Hancock now believes the cultural importance of black seaweed on this coast has been substantially underestimated, overshadowed by the more dramatic story of kelp forest decline. Interest is beginning to shift—at the Pacific Seaweed Summit in early May, she saw more people asking questions about Pyropia than she had expected. Heiltsuk Climate Action is focused on food sovereignty and ensuring the traditional harvest persists. A biobanking project run with North Island College is building a genetic reserve against another catastrophic year. Other nations are beginning to explore commercial cultivation—a thread that researchers are careful to keep separate from the more immediate questions of stewardship and food security.

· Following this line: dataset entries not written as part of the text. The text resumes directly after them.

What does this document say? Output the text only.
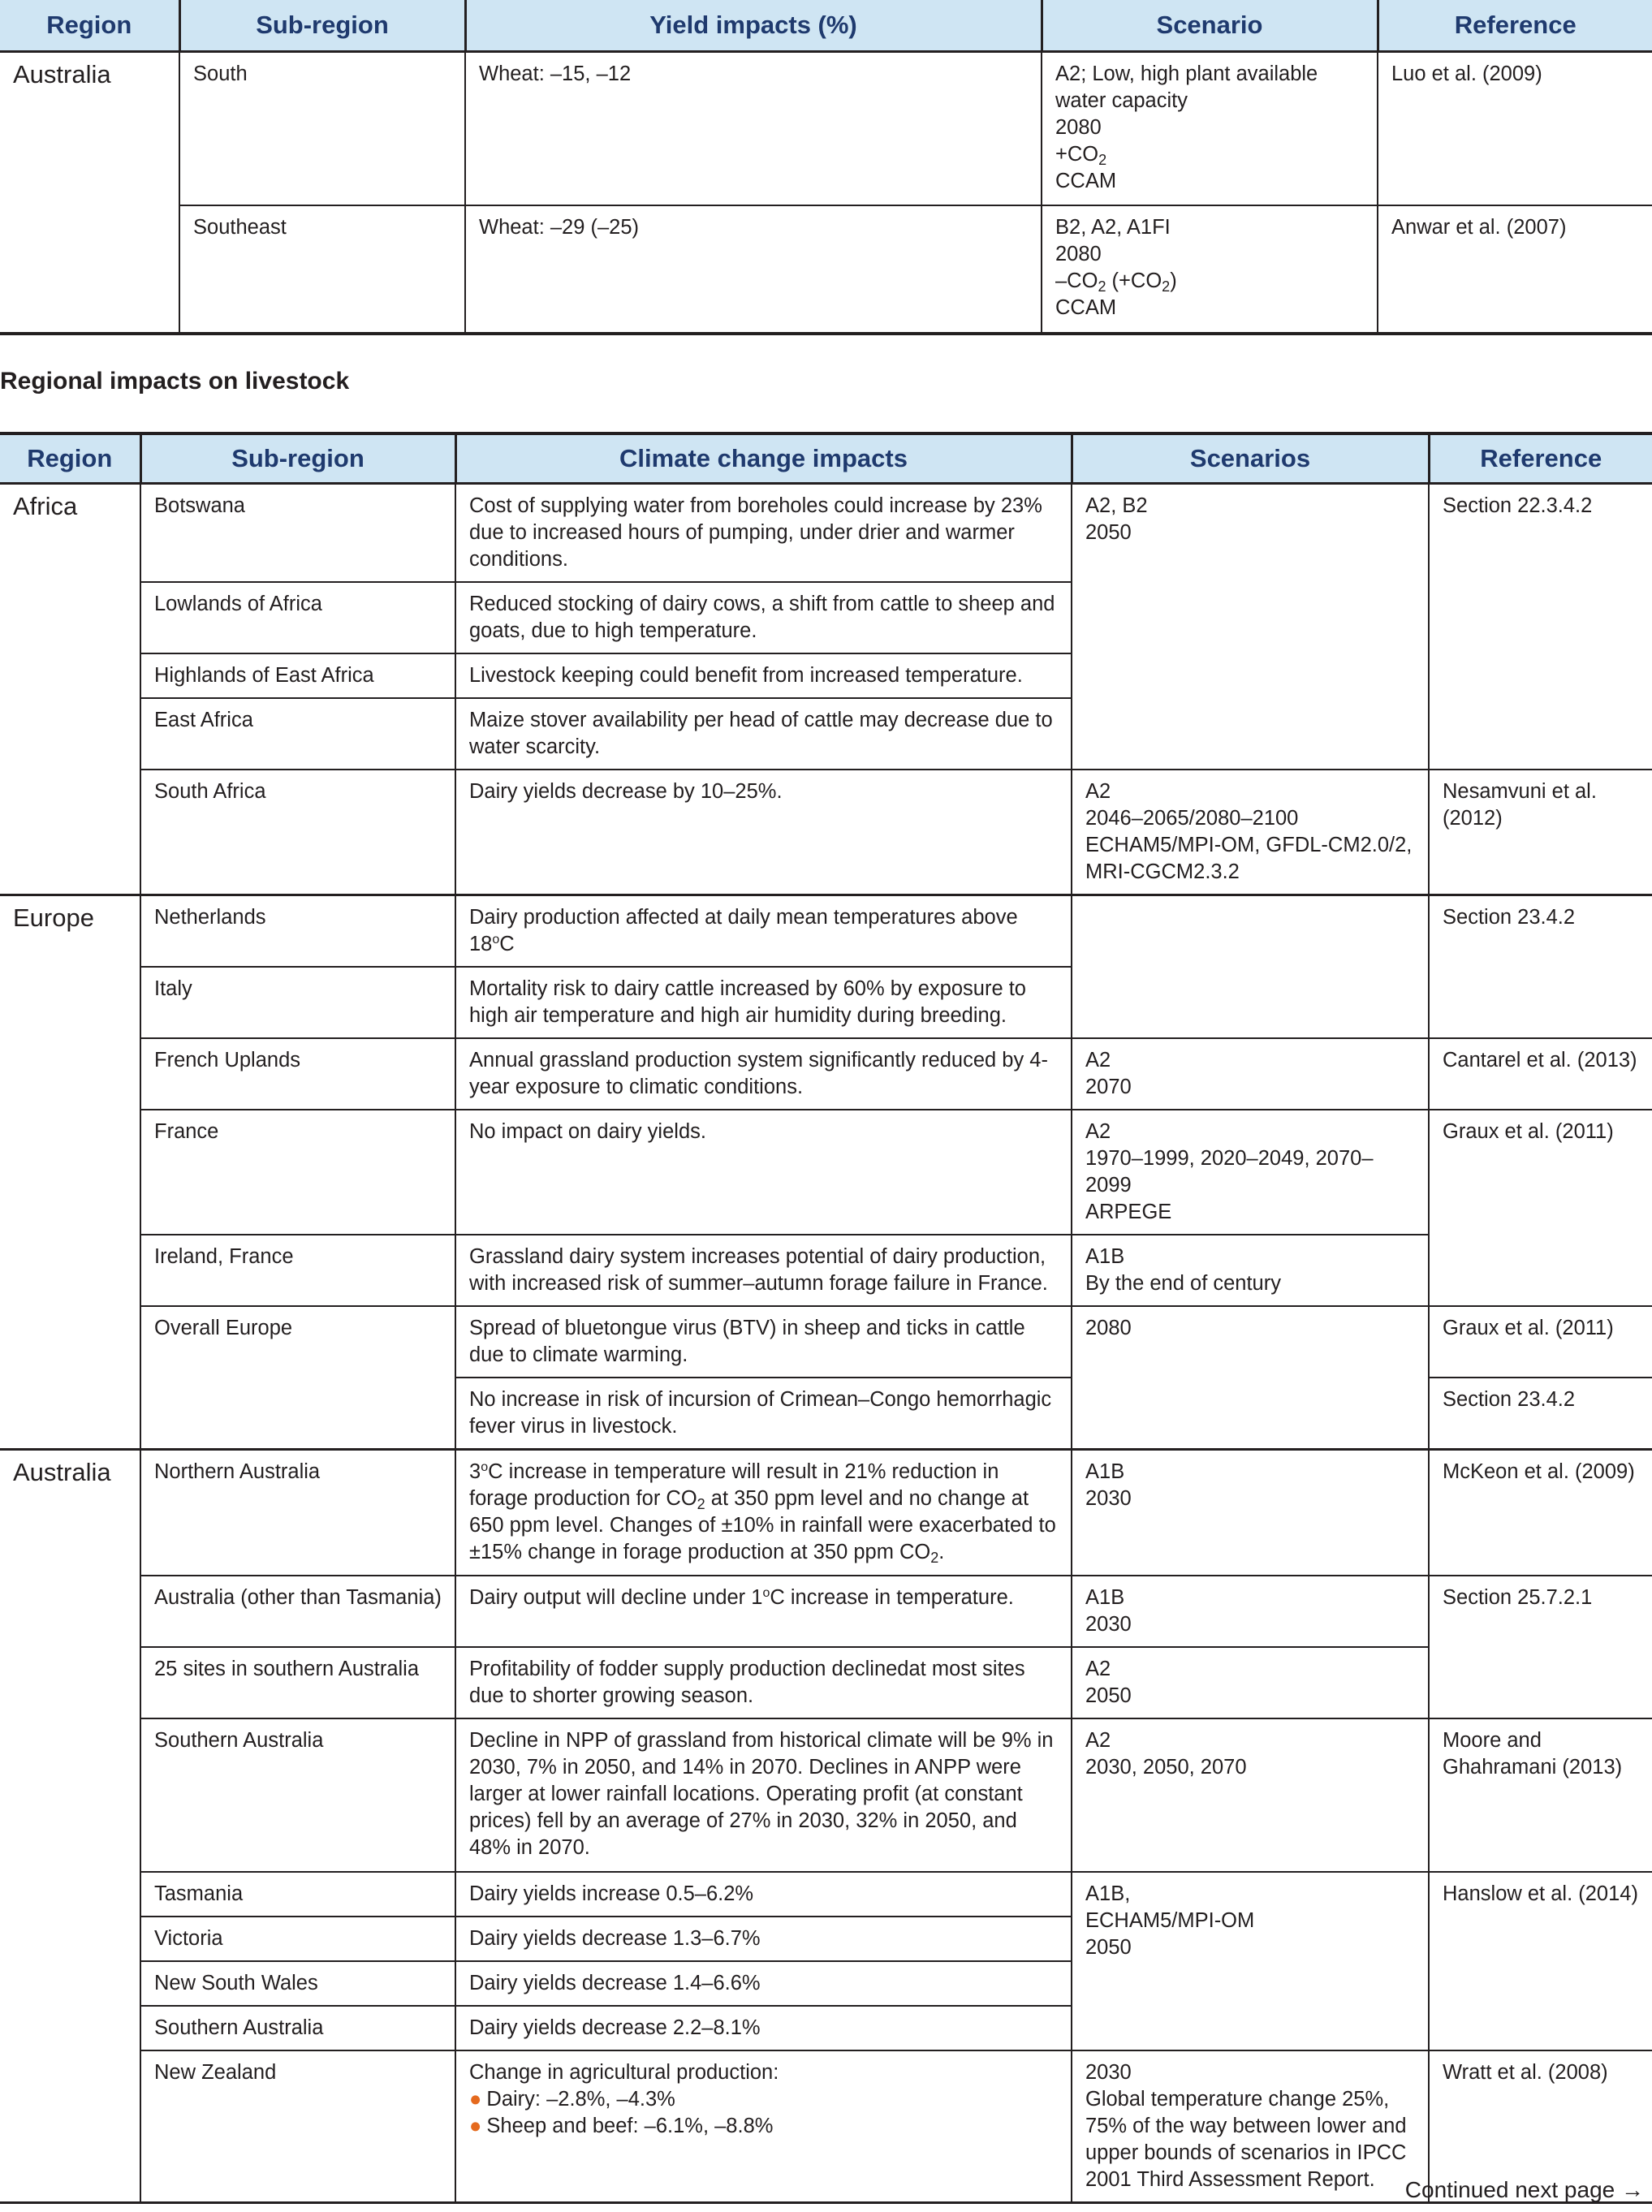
Region	Sub-region	Yield impacts (%)	Scenario	Reference
Australia	South	Wheat: –15, –12	A2; Low, high plant available water capacity
2080
$+CO_2$
CCAM	Luo et al. (2009)
	Southeast	Wheat: –29 (–25)	B2, A2, A1FI
2080
$-CO_2$ $(+CO_2)$
CCAM	Anwar et al. (2007)
Regional impacts on livestock
Region	Sub-region	Climate change impacts	Scenarios	Reference
Africa	Botswana	Cost of supplying water from boreholes could increase by 23% due to increased hours of pumping, under drier and warmer conditions.	A2, B2
2050	Section 22.3.4.2
	Lowlands of Africa	Reduced stocking of dairy cows, a shift from cattle to sheep and goats, due to high temperature.		
	Highlands of East Africa	Livestock keeping could benefit from increased temperature.		
	East Africa	Maize stover availability per head of cattle may decrease due to water scarcity.		
	South Africa	Dairy yields decrease by 10–25%.	A2
2046–2065/2080–2100
ECHAM5/MPI-OM, GFDL-CM2.0/2, MRI-CGCM2.3.2	Nesamvuni et al. (2012)
Europe	Netherlands	Dairy production affected at daily mean temperatures above 18$^o$C		Section 23.4.2
	Italy	Mortality risk to dairy cattle increased by 60% by exposure to high air temperature and high air humidity during breeding.		
	French Uplands	Annual grassland production system significantly reduced by 4-year exposure to climatic conditions.	A2
2070	Cantarel et al. (2013)
	France	No impact on dairy yields.	A2
1970–1999, 2020–2049, 2070–2099
ARPEGE	Graux et al. (2011)
	Ireland, France	Grassland dairy system increases potential of dairy production, with increased risk of summer–autumn forage failure in France.	A1B
By the end of century	

	Overall Europe	Spread of bluetongue virus (BTV) in sheep and ticks in cattle due to climate warming.	2080	Graux et al. (2011)
		No increase in risk of incursion of Crimean–Congo hemorrhagic fever virus in livestock.		Section 23.4.2
Australia	Northern Australia	3$^o$C increase in temperature will result in 21% reduction in forage production for $CO_2$ at 350 ppm level and no change at 650 ppm level. Changes of ±10% in rainfall were exacerbated to ±15% change in forage production at 350 ppm $CO_2$.	A1B
2030	McKeon et al. (2009)
	Australia (other than Tasmania)	Dairy output will decline under 1$^o$C increase in temperature.	A1B
2030	Section 25.7.2.1
	25 sites in southern Australia	Profitability of fodder supply production declinedat most sites due to shorter growing season.	A2
2050	

	Southern Australia	Decline in NPP of grassland from historical climate will be 9% in 2030, 7% in 2050, and 14% in 2070. Declines in ANPP were larger at lower rainfall locations. Operating profit (at constant prices) fell by an average of 27% in 2030, 32% in 2050, and 48% in 2070.	A2
2030, 2050, 2070	Moore and Ghahramani (2013)
	Tasmania	Dairy yields increase 0.5–6.2%	A1B,
ECHAM5/MPI-OM
2050	Hanslow et al. (2014)
	Victoria	Dairy yields decrease 1.3–6.7%		
	New South Wales	Dairy yields decrease 1.4–6.6%		
	Southern Australia	Dairy yields decrease 2.2–8.1%		
	New Zealand	Change in agricultural production:
● Dairy: –2.8%, –4.3%
● Sheep and beef: –6.1%, –8.8%	2030
Global temperature change 25%, 75% of the way between lower and upper bounds of scenarios in IPCC 2001 Third Assessment Report.	Wratt et al. (2008)
Continued next page →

All of it depends on better understanding a species whose most critical life stage has never been directly observed in the wild.
The surveys continue. Samples come back to the lab. The data builds, season by season, toward something that might eventually let researchers anticipate a poor harvest year before it arrives—or support a population showing signs of stress before harvesters reach bare rock.
"If we're looking at winter temperatures one year and they're really warm, we might be able to say—we're worried about the seaweed," Hancock says. "And preemptively take some mitigation steps."
That future is still being built, one low tide at a time. The most critical stage of this seaweed's life remains out of sight, inside a shell, waiting for a cold winter that may or may not come.